It’s still a few hours before drag racing legend John Force will compete at the Auto Club Raceway in Pomona. But as the 64-year-old Yorba Linda man makes his way through the autograph- and picture-seeking fans on the track’s fringes, he’s already clad in the bulky, uncomfortable-looking fireproof suit that drivers customarily don just before a race.

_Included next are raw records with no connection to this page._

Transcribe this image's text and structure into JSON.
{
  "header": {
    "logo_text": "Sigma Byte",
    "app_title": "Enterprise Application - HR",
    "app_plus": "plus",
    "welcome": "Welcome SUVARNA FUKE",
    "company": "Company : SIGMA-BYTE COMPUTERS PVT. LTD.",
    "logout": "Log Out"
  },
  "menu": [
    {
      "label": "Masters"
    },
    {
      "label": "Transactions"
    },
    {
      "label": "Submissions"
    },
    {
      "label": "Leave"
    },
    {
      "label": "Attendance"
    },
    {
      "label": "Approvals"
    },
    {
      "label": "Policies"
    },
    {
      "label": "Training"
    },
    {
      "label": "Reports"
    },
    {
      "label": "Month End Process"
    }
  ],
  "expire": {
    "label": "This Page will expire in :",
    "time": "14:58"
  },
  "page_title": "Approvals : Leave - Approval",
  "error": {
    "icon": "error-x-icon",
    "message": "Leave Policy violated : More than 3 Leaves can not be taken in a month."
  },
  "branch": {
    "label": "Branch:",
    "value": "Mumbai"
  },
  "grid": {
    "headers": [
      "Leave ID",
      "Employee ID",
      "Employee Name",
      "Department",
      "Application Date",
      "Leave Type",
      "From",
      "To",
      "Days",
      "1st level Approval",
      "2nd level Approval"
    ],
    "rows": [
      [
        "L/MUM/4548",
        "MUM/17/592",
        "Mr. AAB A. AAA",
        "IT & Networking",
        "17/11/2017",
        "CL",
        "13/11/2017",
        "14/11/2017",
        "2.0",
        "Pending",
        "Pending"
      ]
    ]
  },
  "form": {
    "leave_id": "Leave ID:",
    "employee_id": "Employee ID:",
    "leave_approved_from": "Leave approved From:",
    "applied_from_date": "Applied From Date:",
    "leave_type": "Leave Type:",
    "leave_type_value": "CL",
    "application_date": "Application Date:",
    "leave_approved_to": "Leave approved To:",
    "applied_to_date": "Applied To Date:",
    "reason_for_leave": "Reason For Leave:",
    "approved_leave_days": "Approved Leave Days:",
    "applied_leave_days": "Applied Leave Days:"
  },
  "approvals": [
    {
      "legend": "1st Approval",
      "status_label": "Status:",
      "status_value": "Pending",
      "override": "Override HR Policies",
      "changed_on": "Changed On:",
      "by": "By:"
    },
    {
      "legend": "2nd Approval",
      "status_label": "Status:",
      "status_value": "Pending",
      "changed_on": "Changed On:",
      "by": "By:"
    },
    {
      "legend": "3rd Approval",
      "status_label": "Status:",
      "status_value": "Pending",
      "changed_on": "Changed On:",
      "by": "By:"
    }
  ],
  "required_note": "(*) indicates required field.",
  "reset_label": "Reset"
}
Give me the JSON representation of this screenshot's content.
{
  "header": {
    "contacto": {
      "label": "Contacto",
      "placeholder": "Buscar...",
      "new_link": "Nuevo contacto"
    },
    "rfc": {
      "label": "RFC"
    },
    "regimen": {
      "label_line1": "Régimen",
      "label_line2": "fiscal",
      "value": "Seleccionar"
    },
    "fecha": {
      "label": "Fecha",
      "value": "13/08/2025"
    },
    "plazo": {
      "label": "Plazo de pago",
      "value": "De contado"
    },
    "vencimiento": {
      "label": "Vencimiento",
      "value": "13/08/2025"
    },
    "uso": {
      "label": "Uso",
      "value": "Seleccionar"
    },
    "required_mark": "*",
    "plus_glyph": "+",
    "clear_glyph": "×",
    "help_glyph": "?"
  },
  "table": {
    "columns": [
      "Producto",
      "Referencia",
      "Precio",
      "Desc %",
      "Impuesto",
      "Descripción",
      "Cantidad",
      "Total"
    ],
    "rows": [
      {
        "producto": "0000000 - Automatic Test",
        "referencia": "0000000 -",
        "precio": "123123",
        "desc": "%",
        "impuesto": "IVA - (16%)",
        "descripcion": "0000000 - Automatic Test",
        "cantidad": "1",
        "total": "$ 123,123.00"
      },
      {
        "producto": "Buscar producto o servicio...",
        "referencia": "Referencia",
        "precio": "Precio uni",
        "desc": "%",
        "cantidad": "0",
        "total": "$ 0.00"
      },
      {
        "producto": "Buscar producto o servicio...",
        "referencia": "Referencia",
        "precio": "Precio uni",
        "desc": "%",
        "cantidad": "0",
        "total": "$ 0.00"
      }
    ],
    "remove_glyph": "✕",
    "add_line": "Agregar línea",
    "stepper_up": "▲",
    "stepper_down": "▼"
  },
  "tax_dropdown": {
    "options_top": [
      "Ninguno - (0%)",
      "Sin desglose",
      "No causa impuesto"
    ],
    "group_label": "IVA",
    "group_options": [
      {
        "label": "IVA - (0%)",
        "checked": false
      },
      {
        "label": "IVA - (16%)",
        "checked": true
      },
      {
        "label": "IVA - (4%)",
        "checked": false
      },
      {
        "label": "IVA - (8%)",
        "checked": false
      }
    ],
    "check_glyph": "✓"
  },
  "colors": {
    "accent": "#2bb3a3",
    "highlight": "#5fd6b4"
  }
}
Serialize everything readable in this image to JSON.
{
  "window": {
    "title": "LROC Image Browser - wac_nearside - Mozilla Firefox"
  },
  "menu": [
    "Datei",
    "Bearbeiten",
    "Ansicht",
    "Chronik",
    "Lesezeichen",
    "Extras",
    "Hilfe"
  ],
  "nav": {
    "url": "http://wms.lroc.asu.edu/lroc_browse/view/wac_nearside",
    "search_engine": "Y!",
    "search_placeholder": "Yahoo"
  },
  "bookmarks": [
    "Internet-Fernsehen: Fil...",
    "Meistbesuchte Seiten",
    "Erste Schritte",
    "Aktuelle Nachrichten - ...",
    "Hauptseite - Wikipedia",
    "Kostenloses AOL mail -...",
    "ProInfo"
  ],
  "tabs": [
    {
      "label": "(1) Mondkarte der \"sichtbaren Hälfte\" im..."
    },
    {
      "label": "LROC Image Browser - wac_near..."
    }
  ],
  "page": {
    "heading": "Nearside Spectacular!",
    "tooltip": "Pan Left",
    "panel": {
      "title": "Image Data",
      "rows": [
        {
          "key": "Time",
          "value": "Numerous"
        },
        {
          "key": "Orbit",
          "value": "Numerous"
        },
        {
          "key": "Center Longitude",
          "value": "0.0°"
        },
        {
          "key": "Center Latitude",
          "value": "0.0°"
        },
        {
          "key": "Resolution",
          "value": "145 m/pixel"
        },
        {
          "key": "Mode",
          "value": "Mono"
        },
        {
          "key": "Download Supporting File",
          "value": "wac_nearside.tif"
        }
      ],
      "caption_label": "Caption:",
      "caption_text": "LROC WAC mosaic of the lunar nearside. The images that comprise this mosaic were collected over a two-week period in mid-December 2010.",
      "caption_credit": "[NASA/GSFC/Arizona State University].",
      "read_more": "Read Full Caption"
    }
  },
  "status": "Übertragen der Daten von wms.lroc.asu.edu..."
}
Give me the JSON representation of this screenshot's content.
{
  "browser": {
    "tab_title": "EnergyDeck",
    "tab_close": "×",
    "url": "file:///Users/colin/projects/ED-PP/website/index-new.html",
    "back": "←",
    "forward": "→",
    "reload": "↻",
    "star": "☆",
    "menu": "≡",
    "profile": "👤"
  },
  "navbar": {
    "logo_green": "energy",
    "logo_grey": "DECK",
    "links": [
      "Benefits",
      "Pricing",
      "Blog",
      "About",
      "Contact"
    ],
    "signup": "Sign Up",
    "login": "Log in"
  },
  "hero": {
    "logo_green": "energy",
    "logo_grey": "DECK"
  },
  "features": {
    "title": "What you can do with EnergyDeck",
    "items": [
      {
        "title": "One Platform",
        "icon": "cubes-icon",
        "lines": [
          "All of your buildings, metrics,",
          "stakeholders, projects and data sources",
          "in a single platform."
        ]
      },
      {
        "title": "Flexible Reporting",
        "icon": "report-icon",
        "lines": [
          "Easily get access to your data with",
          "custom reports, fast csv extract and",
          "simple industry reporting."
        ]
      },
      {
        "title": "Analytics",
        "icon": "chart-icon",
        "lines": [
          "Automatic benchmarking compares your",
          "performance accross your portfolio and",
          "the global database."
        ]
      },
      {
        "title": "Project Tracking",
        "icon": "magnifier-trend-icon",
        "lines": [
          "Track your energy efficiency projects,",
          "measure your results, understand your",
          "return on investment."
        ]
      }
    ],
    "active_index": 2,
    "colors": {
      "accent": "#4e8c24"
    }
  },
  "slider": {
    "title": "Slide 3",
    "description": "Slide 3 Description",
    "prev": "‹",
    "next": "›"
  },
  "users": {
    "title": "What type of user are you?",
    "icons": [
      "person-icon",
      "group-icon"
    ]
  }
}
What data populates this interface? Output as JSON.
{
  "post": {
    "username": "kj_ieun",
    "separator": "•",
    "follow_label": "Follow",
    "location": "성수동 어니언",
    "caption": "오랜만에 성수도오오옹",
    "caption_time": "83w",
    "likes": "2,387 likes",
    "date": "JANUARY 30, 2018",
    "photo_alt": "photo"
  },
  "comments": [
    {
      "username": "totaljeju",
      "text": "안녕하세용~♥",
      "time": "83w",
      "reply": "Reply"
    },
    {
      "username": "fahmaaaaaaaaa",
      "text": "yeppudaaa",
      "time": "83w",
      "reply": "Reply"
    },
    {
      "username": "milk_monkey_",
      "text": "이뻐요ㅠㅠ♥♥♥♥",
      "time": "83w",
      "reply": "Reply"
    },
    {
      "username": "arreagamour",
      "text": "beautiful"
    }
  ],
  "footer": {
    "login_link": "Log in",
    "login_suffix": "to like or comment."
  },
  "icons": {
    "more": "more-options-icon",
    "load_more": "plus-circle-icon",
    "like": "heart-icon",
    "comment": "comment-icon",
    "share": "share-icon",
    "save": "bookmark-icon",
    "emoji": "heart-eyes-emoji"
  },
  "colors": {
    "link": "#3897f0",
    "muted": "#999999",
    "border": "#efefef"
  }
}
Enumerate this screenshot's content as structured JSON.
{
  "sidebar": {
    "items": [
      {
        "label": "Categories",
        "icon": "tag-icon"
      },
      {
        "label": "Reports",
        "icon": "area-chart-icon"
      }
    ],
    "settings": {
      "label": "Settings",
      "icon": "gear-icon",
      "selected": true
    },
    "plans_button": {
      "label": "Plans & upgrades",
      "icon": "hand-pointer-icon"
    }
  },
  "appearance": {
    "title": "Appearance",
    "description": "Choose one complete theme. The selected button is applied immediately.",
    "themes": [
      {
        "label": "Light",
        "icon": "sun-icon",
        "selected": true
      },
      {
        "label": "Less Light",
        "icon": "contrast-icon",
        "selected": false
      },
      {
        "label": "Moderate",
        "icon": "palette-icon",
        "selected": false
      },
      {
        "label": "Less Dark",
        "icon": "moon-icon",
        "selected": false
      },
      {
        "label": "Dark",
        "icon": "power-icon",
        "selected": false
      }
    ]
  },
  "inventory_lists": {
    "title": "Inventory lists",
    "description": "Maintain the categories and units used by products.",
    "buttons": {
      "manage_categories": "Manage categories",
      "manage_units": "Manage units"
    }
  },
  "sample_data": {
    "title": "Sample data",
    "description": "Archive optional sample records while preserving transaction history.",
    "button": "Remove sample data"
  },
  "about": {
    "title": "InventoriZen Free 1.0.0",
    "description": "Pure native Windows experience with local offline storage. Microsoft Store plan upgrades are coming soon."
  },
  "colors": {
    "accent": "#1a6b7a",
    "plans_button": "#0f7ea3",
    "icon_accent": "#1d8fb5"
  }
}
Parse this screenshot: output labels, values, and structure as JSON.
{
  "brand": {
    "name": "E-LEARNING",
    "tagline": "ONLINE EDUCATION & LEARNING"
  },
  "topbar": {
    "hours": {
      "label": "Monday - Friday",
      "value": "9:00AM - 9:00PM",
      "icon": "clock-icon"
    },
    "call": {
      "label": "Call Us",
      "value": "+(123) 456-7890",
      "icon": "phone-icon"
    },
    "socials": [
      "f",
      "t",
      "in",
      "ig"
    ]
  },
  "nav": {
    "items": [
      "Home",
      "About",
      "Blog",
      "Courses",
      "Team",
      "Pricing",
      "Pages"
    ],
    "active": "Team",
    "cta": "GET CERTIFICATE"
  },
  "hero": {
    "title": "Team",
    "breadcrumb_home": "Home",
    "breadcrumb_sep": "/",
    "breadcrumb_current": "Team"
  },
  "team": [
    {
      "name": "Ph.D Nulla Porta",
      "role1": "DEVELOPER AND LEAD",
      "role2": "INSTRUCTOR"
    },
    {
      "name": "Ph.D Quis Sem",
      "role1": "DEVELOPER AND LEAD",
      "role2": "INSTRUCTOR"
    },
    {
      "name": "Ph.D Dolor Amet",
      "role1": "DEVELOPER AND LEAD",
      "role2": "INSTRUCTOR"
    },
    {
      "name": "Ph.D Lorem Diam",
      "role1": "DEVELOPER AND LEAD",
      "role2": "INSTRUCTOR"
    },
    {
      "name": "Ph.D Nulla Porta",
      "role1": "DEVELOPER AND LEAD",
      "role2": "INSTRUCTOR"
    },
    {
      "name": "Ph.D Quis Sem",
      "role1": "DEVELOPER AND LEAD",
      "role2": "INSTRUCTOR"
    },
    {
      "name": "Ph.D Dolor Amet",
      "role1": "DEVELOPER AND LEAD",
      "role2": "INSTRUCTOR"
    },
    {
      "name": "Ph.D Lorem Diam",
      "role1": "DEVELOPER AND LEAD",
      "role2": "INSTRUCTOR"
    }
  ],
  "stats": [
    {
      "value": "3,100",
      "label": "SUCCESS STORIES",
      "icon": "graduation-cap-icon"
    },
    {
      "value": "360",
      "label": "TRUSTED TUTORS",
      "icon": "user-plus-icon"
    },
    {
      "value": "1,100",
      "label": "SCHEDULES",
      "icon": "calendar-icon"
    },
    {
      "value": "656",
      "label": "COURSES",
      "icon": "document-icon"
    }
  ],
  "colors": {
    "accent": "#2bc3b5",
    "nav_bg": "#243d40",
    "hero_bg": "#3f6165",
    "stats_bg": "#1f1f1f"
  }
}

Mind you, it’s not that the 16-time National Hot Rod Association champion has an iota of apprehension even though, at an age when most professional athletes aren’t risking anything worse than writer’s cramp at autograph events, he’s preparing to climb into a funny car dragster and hurtle down a stretch of pavement at more than 300 mph. At that speed, a tire blowout can cause a car to flip and break apart, and cripple or kill the driver. But he’s not worried. He just likes wearing his racing gear. “It’s like a business suit to him,” his media-relations aide, Elon Werner, shouts over the roar of engines being tested nearby. Force has been known to wander into a restaurant wearing the suit emblazoned with the logo of Castrol, a motor-oil company that for years has been one of his main sponsors.
He’s on his way to the track to participate in a promotional giveaway, in which fans vie for the chance to win a special-edition 2014 Mustang from Ford, another of his longtime backers. He chats amiably with the contestants, poses for pictures, and grins with the effusiveness of a man who hasn’t a care in the world. You’d never know that he has some gigantic worries on his mind, and not just those perilous few seconds when he’s roaring toward a finish line.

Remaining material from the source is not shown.